Comparing the genome of humans to the ones of its closest relatives, the chimpanzee and rhesus monkeys, gave us the opportunity to investigate instances of nucleotide insertions and deletions on small scales and quantify their rates in the genomic context. In the future we also want to extend our analysis and also include insertion of repetitive elements into the vertebrate genomes. In particular we want to understand the quantitative differences in variations of the GC-content between hominoids and rodents. At the end we will generate a much richer null model of genomic evolution, especially for the evolution of promoter regions, which often include multiple binding sites for the same transcription factors.

In Vitro Selection - The advancements of next generation sequencing technologies give us a novel tool for the quantitative analysis of Systematic Evolution of Ligands by Exponential Enrichment (SELEX) experiments. Such experiments are conducted in close collaboration by the Glökler group (Dept. Lehrach). Starting from a highly divers pool of DNA sequences ligands to particular molecules, e.g. transcription factors or other cellular relevant molecules are enriched through subsequent rounds of selection. In house sequencing capabilities give us the opportunity to sequence the DNA pools after each round of selection. This way we are going to study the dynamics of selection for strong binding ligands in lieu of a highly diverse background of unspecific ligands. Since very high diversities can be charted using Illumina sequencing we will also be able to study non-dominant secondary clones and follow the dynamics of their frequency in the population during rounds of selections.

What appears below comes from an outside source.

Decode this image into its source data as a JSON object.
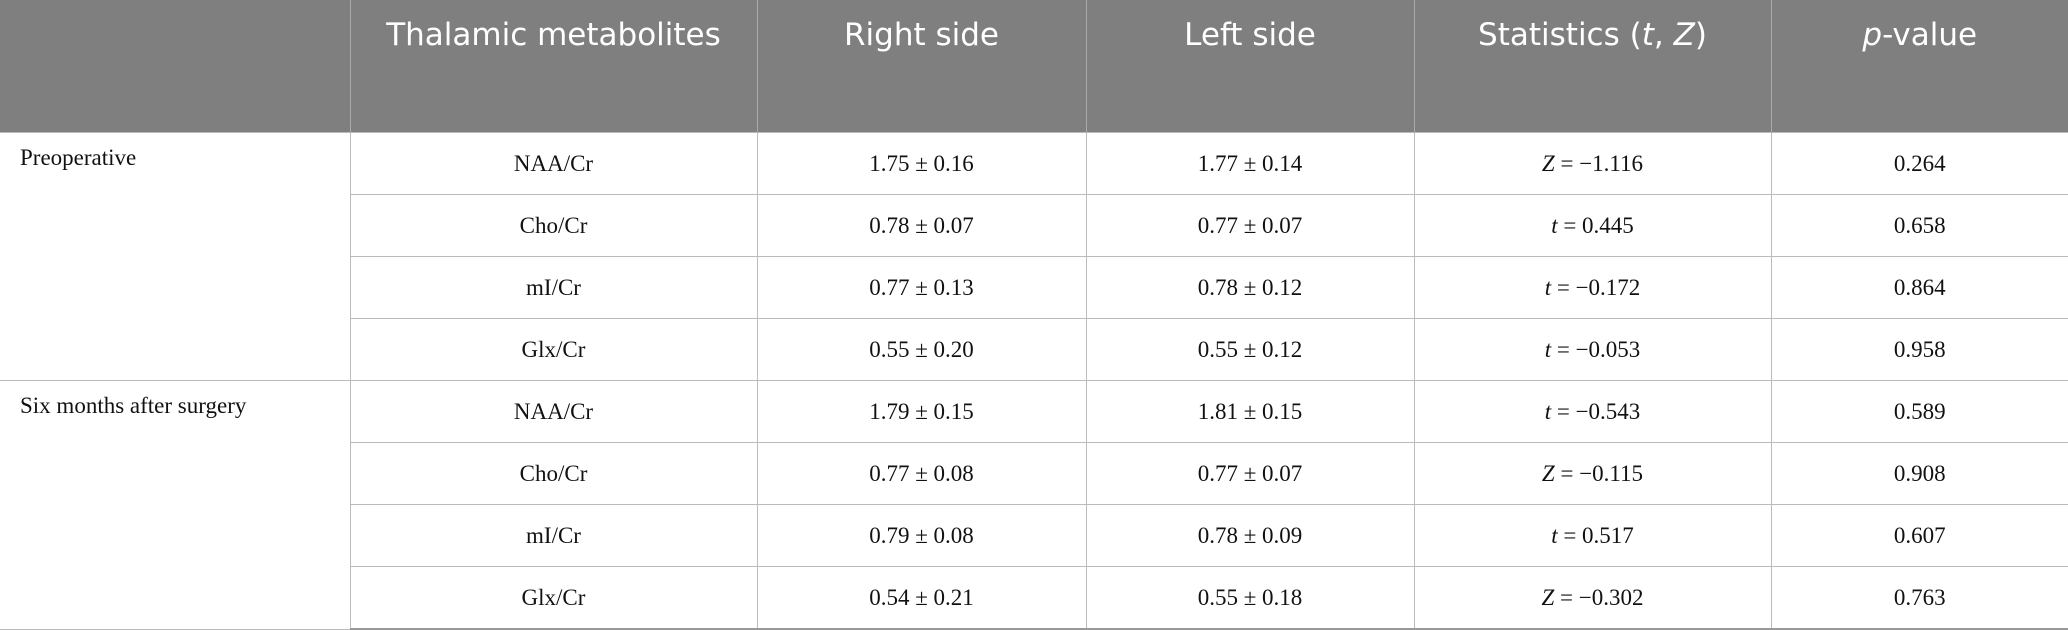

New approaches to cluster and analyze the clonal structure of synthetic sequence pools have to be developed.

Mathematics of Evolutionary Models - Markov models describing the evolution of the nucleotide substitution process, widely used in phylogeny reconstruction, usually assume the hypotheses of stationarity and time reversibility. Although these models give meaningful results when applied to biological data, it is not clear if the two assumptions mentioned above hold and, if not, how much sequence evolution processes deviate from them. To this aim, we introduced two sets of indices that can be calculated from the nucleotide distribution and the substitution rates. The stationarity indices (STIs) can be used to test the validity of the equilibrium assumption. The irreversibility indices (IRIs) are derived from the Kolmogorov cycle conditions for time reversibility and quantify the degree of non-time-reversibility of a process. Computations of these indices for genomic nucleotide substitutions in Drosophila simulans and Homo sapiens reveal statistically significant deviations from the ideal case of a process that has reached stationarity and is time reversible.

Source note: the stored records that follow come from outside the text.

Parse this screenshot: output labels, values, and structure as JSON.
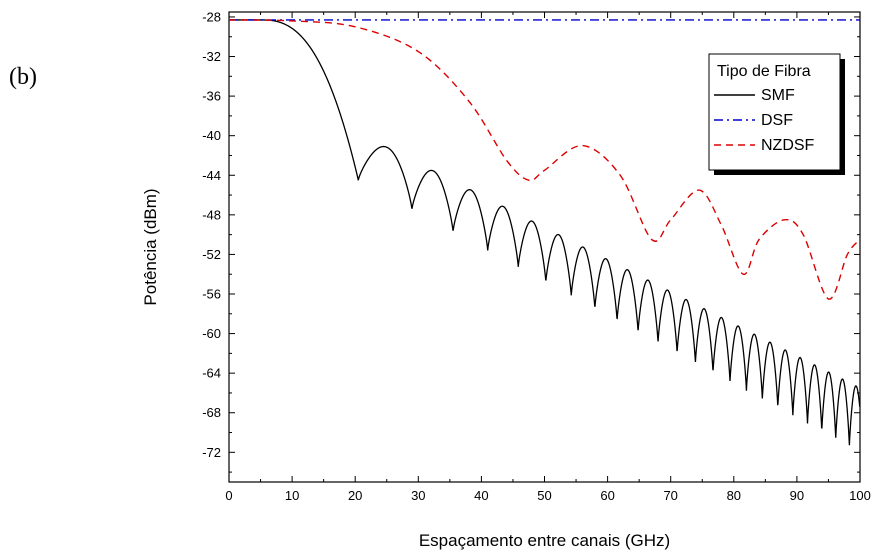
{
  "panel_label": "(b)",
  "chart_data": {
    "type": "line",
    "title": "",
    "xlabel": "Espaçamento entre canais (GHz)",
    "ylabel": "Potência (dBm)",
    "xlim": [
      0,
      100
    ],
    "ylim": [
      -75,
      -27.5
    ],
    "x_ticks": [
      0,
      10,
      20,
      30,
      40,
      50,
      60,
      70,
      80,
      90,
      100
    ],
    "y_ticks": [
      -28,
      -32,
      -36,
      -40,
      -44,
      -48,
      -52,
      -56,
      -60,
      -64,
      -68,
      -72
    ],
    "grid": false,
    "legend": {
      "title": "Tipo de Fibra",
      "position": "top-right"
    },
    "series": [
      {
        "name": "SMF",
        "color": "#000000",
        "style": "solid",
        "description": "sin^2-like oscillation; minima at about x = 20.5, 29, 35.5, 41, 46, 50.5, 55, ... (spacing shrinking), decaying envelope",
        "start": [
          0,
          -28.3
        ],
        "flat_until": 8,
        "first_min": [
          20.5,
          -44.5
        ],
        "first_max": [
          24.5,
          -41.0
        ],
        "end": [
          100,
          -72.0
        ]
      },
      {
        "name": "DSF",
        "color": "#0000cc",
        "style": "dash-dot",
        "x": [
          0,
          100
        ],
        "y": [
          -28.3,
          -28.3
        ]
      },
      {
        "name": "NZDSF",
        "color": "#dd0000",
        "style": "dashed",
        "x": [
          0,
          10,
          20,
          30,
          38,
          44,
          47.5,
          50,
          56,
          62,
          67,
          70,
          74.5,
          78,
          81.5,
          84,
          88,
          91,
          95,
          98,
          100
        ],
        "y": [
          -28.3,
          -28.4,
          -29.0,
          -31.5,
          -36.5,
          -42.5,
          -44.5,
          -43.5,
          -41.0,
          -44.0,
          -50.5,
          -48.5,
          -45.5,
          -49.0,
          -54.0,
          -50.5,
          -48.5,
          -50.0,
          -56.5,
          -52.0,
          -50.5
        ]
      }
    ]
  }
}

Phenotypic Mutations - Recent studies have hinted at the importance of phenotypic mutations (errors made in transcription and translation) in molecular evolution. These are thought to facilitate positive selection for adaptations that require multiple-substitutions but the generality of this phenomenon has yet to be explored.

Our research in this area focuses on the importance of phenotypic mutations to negative selection and to the maintenance of genomic robustness by selective constraint. We initially approached this in the context of Nonsense Mediated Decay (NMD)-based surveillance of human gene transcription. We have discovered a pattern of codon usage in human genes that compensates for the variable NMD efficiency by minimizing nonsense errors during transcription. Our future work will focus on whether phenotypic mutations due to other types of mis-transcription constitute a similar selective force.